Indian Prime Minister Narendra Modi this week appealed for unity following the killing of a Muslim man for allegedly eating beef and a series of other beef-related disputes that many see as signs of rising intolerance toward Muslims and other religious minorities.
Last week Mohammad Akhlaq, a 50-year-old Muslim ironsmith, was beaten to death and his son injured by a Hindu mob at Dadri, 50 kilometers from Delhi, over the rumor that the family ate beef.
Without referring specifically to the killing, Modi said during an election in the eastern state of Bihar that the nation will only prosper “when Hindus and Muslims unite and fight” against poverty instead of against each other.
“The country has to stand united. Harmony, brotherhood and peace will lead us to development,” he said.
Modi’s comments came more than a week after the killing. They followed days of pressure from critics who said his silence following the arrest of some ruling Hindu nationalist BJP party members and cow protection group activists, was worsening tensions between Hindus and religious minorities.
Tensions over beef consumption
While Muslims in south Asia traditionally eat beef, most Hindus revere cows as holy and the slaughtering of the animal is banned across most parts of the Hindu-majority country.
In recent years, in several cases, Hindu vigilante groups attacked Muslims believed to be transporting cows, apparently for the purpose of slaughter.
Critics say the rise of Modi’s Hindu nationalist BJP party and its support for some right wing Hindu groups has led to further marginalization of Muslims and other religious minorities.
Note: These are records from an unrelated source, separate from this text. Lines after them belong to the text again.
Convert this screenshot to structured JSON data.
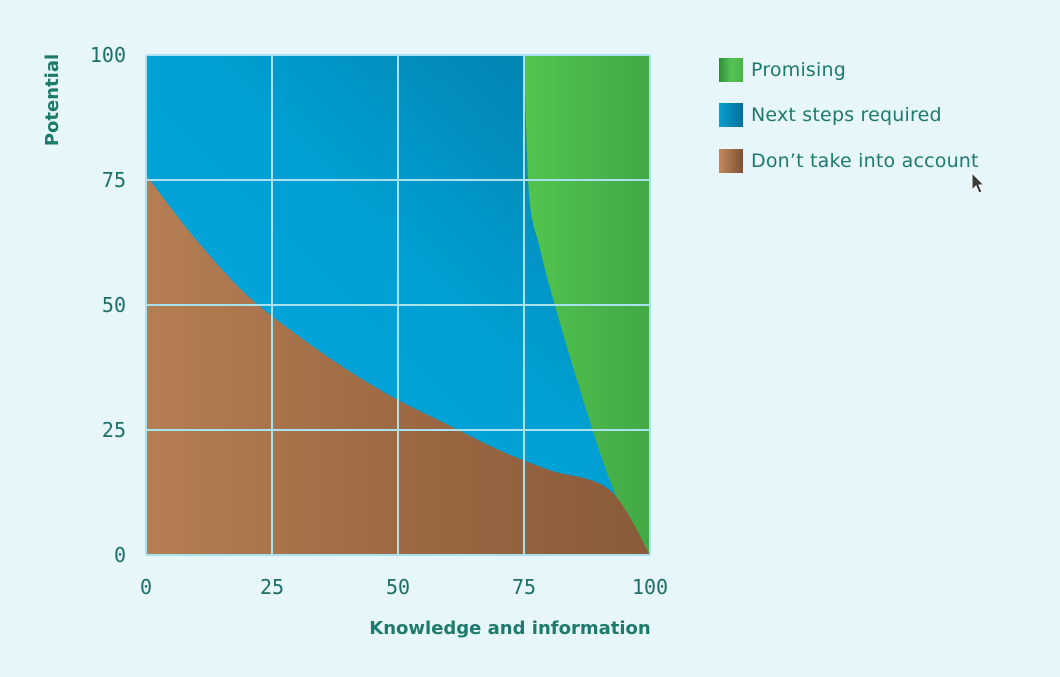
{
  "chart_data": {
    "type": "area",
    "title": "",
    "xlabel": "Knowledge and information",
    "ylabel": "Potential",
    "xlim": [
      0,
      100
    ],
    "ylim": [
      0,
      100
    ],
    "xticks": [
      "0",
      "25",
      "50",
      "75",
      "100"
    ],
    "yticks": [
      "0",
      "25",
      "50",
      "75",
      "100"
    ],
    "grid": true,
    "legend_position": "right",
    "series": [
      {
        "name": "Promising",
        "color": "#49b548",
        "boundary": {
          "x": [
            75,
            76,
            78,
            80,
            84,
            88,
            92,
            96,
            100
          ],
          "y": [
            100,
            72,
            62,
            54,
            40,
            27,
            15,
            6,
            0
          ]
        }
      },
      {
        "name": "Next steps required",
        "color": "#0199c9",
        "boundary": {}
      },
      {
        "name": "Don’t take into account",
        "color": "#9a6a44",
        "boundary": {
          "x": [
            0,
            10,
            20,
            30,
            40,
            50,
            60,
            70,
            80,
            92,
            100
          ],
          "y": [
            76,
            63,
            52,
            44,
            37,
            31,
            26,
            21,
            17,
            13,
            0
          ]
        }
      }
    ]
  }
}
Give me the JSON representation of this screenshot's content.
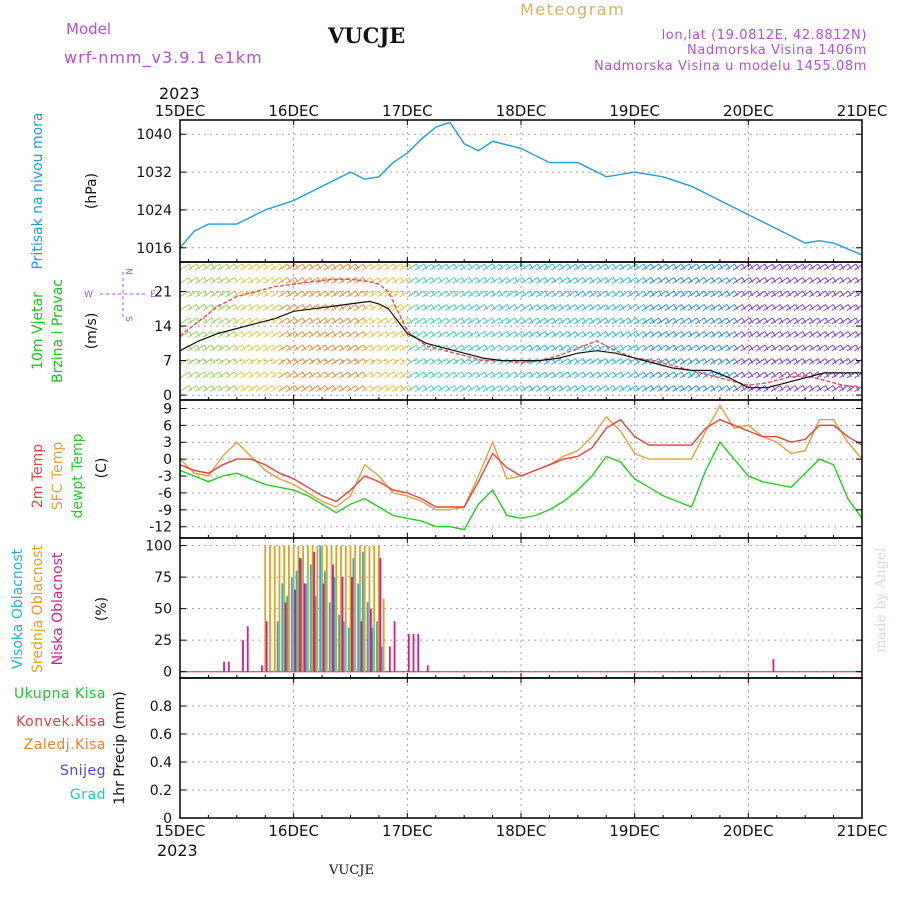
{
  "header": {
    "model_label": "Model",
    "model_name": "wrf-nmm_v3.9.1  e1km",
    "station": "VUCJE",
    "product": "Meteogram",
    "coords": "lon,lat (19.0812E, 42.8812N)",
    "elevation": "Nadmorska Visina 1406m",
    "model_elevation": "Nadmorska Visina u modelu 1455.08m",
    "year_top": "2023",
    "year_bottom": "2023",
    "footer_station": "VUCJE",
    "credit": "made by Angel"
  },
  "colors": {
    "pressure": "#1e9be0",
    "wind_label": "#19c419",
    "temp2m": "#e8413c",
    "sfc": "#e0a040",
    "dewpt": "#22cc22",
    "high_cloud": "#23b0d8",
    "mid_cloud": "#e0a020",
    "low_cloud": "#d21e8c",
    "model_purple": "#b050d8",
    "meteogram_gold": "#d8b060",
    "ukupna": "#22c03a",
    "konvek": "#e83c3c",
    "zaledj": "#f08030",
    "snijeg": "#4848e0",
    "grad": "#22c8c0"
  },
  "panels": {
    "pressure": {
      "lines": [
        "Pritisak na nivou mora"
      ],
      "unit": "(hPa)"
    },
    "wind": {
      "lines": [
        "10m Vjetar",
        "Brzina i Pravac"
      ],
      "unit": "(m/s)",
      "compass": {
        "n": "N",
        "s": "S",
        "w": "W",
        "e": "E"
      }
    },
    "temp": {
      "lines": [
        "2m Temp",
        "SFC Temp",
        "dewpt Temp"
      ],
      "unit": "(C)"
    },
    "cloud": {
      "lines": [
        "Visoka Oblacnost",
        "Srednja Oblacnost",
        "Niska Oblacnost"
      ],
      "unit": "(%)"
    },
    "precip": {
      "legend": [
        "Ukupna Kisa",
        "Konvek.Kisa",
        "Zaledj.Kisa",
        "Snijeg",
        "Grad"
      ],
      "unit": "1hr Precip (mm)"
    }
  },
  "chart_data": [
    {
      "type": "line",
      "title": "Pritisak na nivou mora",
      "ylabel": "(hPa)",
      "x_unit": "hours from 15DEC 00Z",
      "x_ticks": [
        "15DEC",
        "16DEC",
        "17DEC",
        "18DEC",
        "19DEC",
        "20DEC",
        "21DEC"
      ],
      "xlim": [
        0,
        144
      ],
      "ylim": [
        1013,
        1043
      ],
      "y_ticks": [
        1016,
        1024,
        1032,
        1040
      ],
      "grid": true,
      "series": [
        {
          "name": "Pritisak na nivou mora",
          "x": [
            0,
            3,
            6,
            9,
            12,
            18,
            24,
            30,
            36,
            39,
            42,
            45,
            48,
            51,
            54,
            57,
            60,
            63,
            66,
            72,
            78,
            84,
            90,
            93,
            96,
            102,
            108,
            114,
            120,
            126,
            132,
            135,
            138,
            144
          ],
          "y": [
            1016,
            1019.5,
            1021,
            1021,
            1021,
            1024,
            1026,
            1029,
            1032,
            1030.5,
            1031,
            1034,
            1036,
            1039,
            1041.5,
            1042.5,
            1038,
            1036.5,
            1038.5,
            1037,
            1034,
            1034,
            1031,
            1031.5,
            1032,
            1031,
            1029,
            1026,
            1023,
            1020,
            1017,
            1017.5,
            1017,
            1014.5
          ]
        }
      ]
    },
    {
      "type": "line",
      "title": "10m Vjetar Brzina i Pravac",
      "ylabel": "(m/s)",
      "xlim": [
        0,
        144
      ],
      "ylim": [
        -1,
        27
      ],
      "y_ticks": [
        0,
        7,
        14,
        21
      ],
      "grid": true,
      "series": [
        {
          "name": "wind speed",
          "x": [
            0,
            4,
            8,
            12,
            16,
            20,
            24,
            28,
            32,
            36,
            40,
            42,
            44,
            46,
            48,
            52,
            56,
            60,
            64,
            68,
            72,
            76,
            80,
            84,
            88,
            92,
            96,
            100,
            104,
            108,
            112,
            116,
            120,
            124,
            128,
            132,
            136,
            140,
            144
          ],
          "y": [
            9,
            11,
            12.5,
            13.5,
            14.5,
            15.5,
            17,
            17.5,
            18,
            18.5,
            19,
            18.5,
            17.5,
            15,
            12.5,
            10.5,
            9.5,
            8.5,
            7.5,
            7,
            7,
            7,
            7.5,
            8.5,
            9,
            8.5,
            7.5,
            6.5,
            5.5,
            5,
            5,
            3.5,
            1.5,
            1.5,
            2.5,
            3.5,
            4.5,
            4.5,
            4.5
          ]
        },
        {
          "name": "wind gust",
          "x": [
            0,
            4,
            8,
            12,
            16,
            20,
            24,
            28,
            32,
            36,
            40,
            42,
            44,
            46,
            48,
            52,
            56,
            60,
            64,
            68,
            72,
            76,
            80,
            84,
            88,
            92,
            96,
            100,
            104,
            108,
            112,
            116,
            120,
            124,
            128,
            132,
            136,
            140,
            144
          ],
          "y": [
            12,
            15,
            18,
            20,
            21,
            22,
            22.5,
            23,
            23.5,
            23.5,
            23,
            22.5,
            21,
            17,
            13,
            10,
            9,
            8,
            7,
            7,
            6.5,
            7,
            8,
            9.5,
            11,
            9,
            7.5,
            7,
            6,
            5,
            4,
            3,
            2,
            2.5,
            3.5,
            4,
            3,
            2,
            1.5
          ]
        }
      ]
    },
    {
      "type": "line",
      "title": "Temperatura",
      "ylabel": "(C)",
      "xlim": [
        0,
        144
      ],
      "ylim": [
        -14,
        10.5
      ],
      "y_ticks": [
        -12,
        -9,
        -6,
        -3,
        0,
        3,
        6,
        9
      ],
      "grid": true,
      "series": [
        {
          "name": "2m Temp",
          "x": [
            0,
            3,
            6,
            9,
            12,
            15,
            18,
            21,
            24,
            27,
            30,
            33,
            36,
            39,
            42,
            45,
            48,
            51,
            54,
            57,
            60,
            63,
            66,
            69,
            72,
            75,
            78,
            81,
            84,
            87,
            90,
            93,
            96,
            99,
            102,
            105,
            108,
            111,
            114,
            117,
            120,
            123,
            126,
            129,
            132,
            135,
            138,
            141,
            144
          ],
          "y": [
            -1,
            -2,
            -2.5,
            -1,
            0,
            0,
            -1,
            -2.5,
            -3.5,
            -5,
            -6.5,
            -7.5,
            -5.5,
            -3,
            -4,
            -5.5,
            -6,
            -7,
            -8.5,
            -8.5,
            -8.5,
            -4,
            1,
            -1.5,
            -3,
            -2,
            -1,
            0,
            0.5,
            2,
            5.5,
            7,
            4,
            2.5,
            2.5,
            2.5,
            2.5,
            5.5,
            7,
            6,
            5,
            4,
            4,
            3,
            3.5,
            6,
            6,
            4,
            2.5
          ]
        },
        {
          "name": "SFC Temp",
          "x": [
            0,
            3,
            6,
            9,
            12,
            15,
            18,
            21,
            24,
            27,
            30,
            33,
            36,
            39,
            42,
            45,
            48,
            51,
            54,
            57,
            60,
            63,
            66,
            69,
            72,
            75,
            78,
            81,
            84,
            87,
            90,
            93,
            96,
            99,
            102,
            105,
            108,
            111,
            114,
            117,
            120,
            123,
            126,
            129,
            132,
            135,
            138,
            141,
            144
          ],
          "y": [
            0,
            -2.5,
            -3,
            0.5,
            3,
            0.5,
            -2,
            -3.5,
            -4.5,
            -6,
            -7.5,
            -8.5,
            -6.5,
            -1,
            -3,
            -6,
            -6.5,
            -7.5,
            -9,
            -9,
            -8.5,
            -3,
            3,
            -3.5,
            -3,
            -2,
            -1,
            0.5,
            1.5,
            4,
            7.5,
            5,
            1,
            0,
            0,
            0,
            0,
            5,
            9.5,
            5.5,
            6,
            4,
            3,
            1,
            1.5,
            7,
            7,
            3,
            0
          ]
        },
        {
          "name": "dewpt Temp",
          "x": [
            0,
            3,
            6,
            9,
            12,
            15,
            18,
            21,
            24,
            27,
            30,
            33,
            36,
            39,
            42,
            45,
            48,
            51,
            54,
            57,
            60,
            63,
            66,
            69,
            72,
            75,
            78,
            81,
            84,
            87,
            90,
            93,
            96,
            99,
            102,
            105,
            108,
            111,
            114,
            117,
            120,
            123,
            126,
            129,
            132,
            135,
            138,
            141,
            144
          ],
          "y": [
            -2,
            -3,
            -4,
            -3,
            -2.5,
            -3.5,
            -4.5,
            -5,
            -5.5,
            -6.5,
            -8,
            -9.5,
            -8,
            -7,
            -8.5,
            -10,
            -10.5,
            -11,
            -12,
            -12,
            -12.5,
            -8,
            -5.5,
            -10,
            -10.5,
            -10,
            -9,
            -7.5,
            -5.5,
            -3,
            0.5,
            -0.5,
            -3.5,
            -5,
            -6.5,
            -7.5,
            -8.5,
            -2,
            3,
            0,
            -3,
            -4,
            -4.5,
            -5,
            -2.5,
            0,
            -1,
            -7,
            -10.5
          ]
        }
      ]
    },
    {
      "type": "bar",
      "title": "Oblacnost",
      "ylabel": "(%)",
      "xlim": [
        0,
        144
      ],
      "ylim": [
        -5,
        106
      ],
      "y_ticks": [
        0,
        25,
        50,
        75,
        100
      ],
      "grid": true,
      "series": [
        {
          "name": "Visoka Oblacnost",
          "x": [
            20,
            21,
            22,
            23,
            24,
            25,
            26,
            27,
            28,
            29,
            30,
            31,
            32,
            33,
            34,
            35,
            36,
            37,
            38,
            39,
            40,
            41,
            42
          ],
          "y": [
            40,
            70,
            60,
            75,
            80,
            90,
            70,
            85,
            60,
            100,
            80,
            55,
            75,
            45,
            40,
            35,
            90,
            70,
            95,
            55,
            35,
            40,
            20
          ]
        },
        {
          "name": "Srednja Oblacnost",
          "x": [
            18,
            19,
            20,
            21,
            22,
            23,
            24,
            25,
            26,
            27,
            28,
            29,
            30,
            31,
            32,
            33,
            34,
            35,
            36,
            37,
            38,
            39,
            40,
            41,
            42,
            43
          ],
          "y": [
            100,
            100,
            100,
            100,
            100,
            100,
            100,
            100,
            100,
            100,
            100,
            100,
            100,
            100,
            100,
            100,
            100,
            100,
            100,
            100,
            100,
            100,
            100,
            100,
            100,
            58
          ]
        },
        {
          "name": "Niska Oblacnost",
          "x": [
            9,
            10,
            13,
            14,
            17,
            18,
            22,
            24,
            25,
            26,
            28,
            30,
            32,
            34,
            36,
            38,
            40,
            42,
            44,
            45,
            48,
            49,
            50,
            52,
            125
          ],
          "y": [
            8,
            8,
            25,
            36,
            5,
            40,
            55,
            65,
            90,
            70,
            95,
            70,
            85,
            75,
            75,
            40,
            50,
            90,
            20,
            40,
            30,
            30,
            30,
            5,
            10
          ]
        }
      ]
    },
    {
      "type": "bar",
      "title": "1hr Precip",
      "ylabel": "1hr Precip (mm)",
      "xlim": [
        0,
        144
      ],
      "ylim": [
        0,
        1.0
      ],
      "y_ticks": [
        0,
        0.2,
        0.4,
        0.6,
        0.8
      ],
      "grid": true,
      "series": [
        {
          "name": "Ukupna Kisa",
          "values": []
        },
        {
          "name": "Konvek.Kisa",
          "values": []
        },
        {
          "name": "Zaledj.Kisa",
          "values": []
        },
        {
          "name": "Snijeg",
          "values": []
        },
        {
          "name": "Grad",
          "values": []
        }
      ]
    }
  ]
}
They cite instances of coerced ceremonies where groups of people “reconverted” to Hinduism, forcible separations of Hindu women from their Muslim husbands, and more attacks on cattle trucks.
Mumbai-based author and human rights activist Ram Puniyani said that right wing Hindu groups are using the issue of cow slaughter and beef eating to marginalize minorities.
“The cow obsession of BJP is a part of a deeper agenda of targeting Muslim minorities as they want to Brahminize the society by creating situations where beef eating becomes a taboo for large sections of society," Puniyani said.
Top officials are now pushing back on that sentiment. On Thursday, President Pranab Mukherjee emphasized that tolerance and co-existence are basic tenets of Indian society.
He said religion should not “be used as a mask to satisfy hunger for power and control of some individuals.”
Split in Kashmir
In Indian-administered Kashmir this week, a Muslim independent member of the state assembly was punched and kicked by some lawmakers of India’s ruling Hindu nationalist Bharatiya Janata Party (BJP) for hosting a “beef party.”
Abdul Rasheed said that he had done nothing wrong by serving cow meat to his guests, days after India’s Supreme Court temporarily suspended a ban on the slaughtering of cows and sale of beef in Kashmir while it prepares to decide the matter.
The lawmaker said the ruling apparently made little difference to his attackers.
“Since they knew that I had not done anything illegal, they did not make a legal move. They pounced on me and hit me on my face and chest the way the hooligans do,” Rasheed said.
Television footage showed that members of the People’s Democratic Party (PDP), which rules the state in alliance with BJP, and the opposition National Conference (NC) protecting Rasheed from being assaulted by a group of seven or eight BJP legislators inside the assembly house.
“The incident [attack on Rasheed] inside the assembly was unfortunate. I condemn it and I am sorry about it. But I also condemn the hosting of the beef party which was a highly provocative act,” deputy chief minister of Kashmir and BJP leader Nirmal Singh said.
Altaf Wani, a businessman in Srinagar, said that in Kashmir the issue of beef has been a very sensitive issue recently.
“Beef was not that popular in the past. But in recent months consumption of the meat has increased after BJP started campaigning for a total halt on cow slaughter and sale of beef in Kashmir. Many Muslims view the ban on beef as an attack to their religious identity,” Wani said.
The Jammu and Kashmir high court expects to decide on the beef ban in Kashmir when it constitutes a bench to examine the case in two months.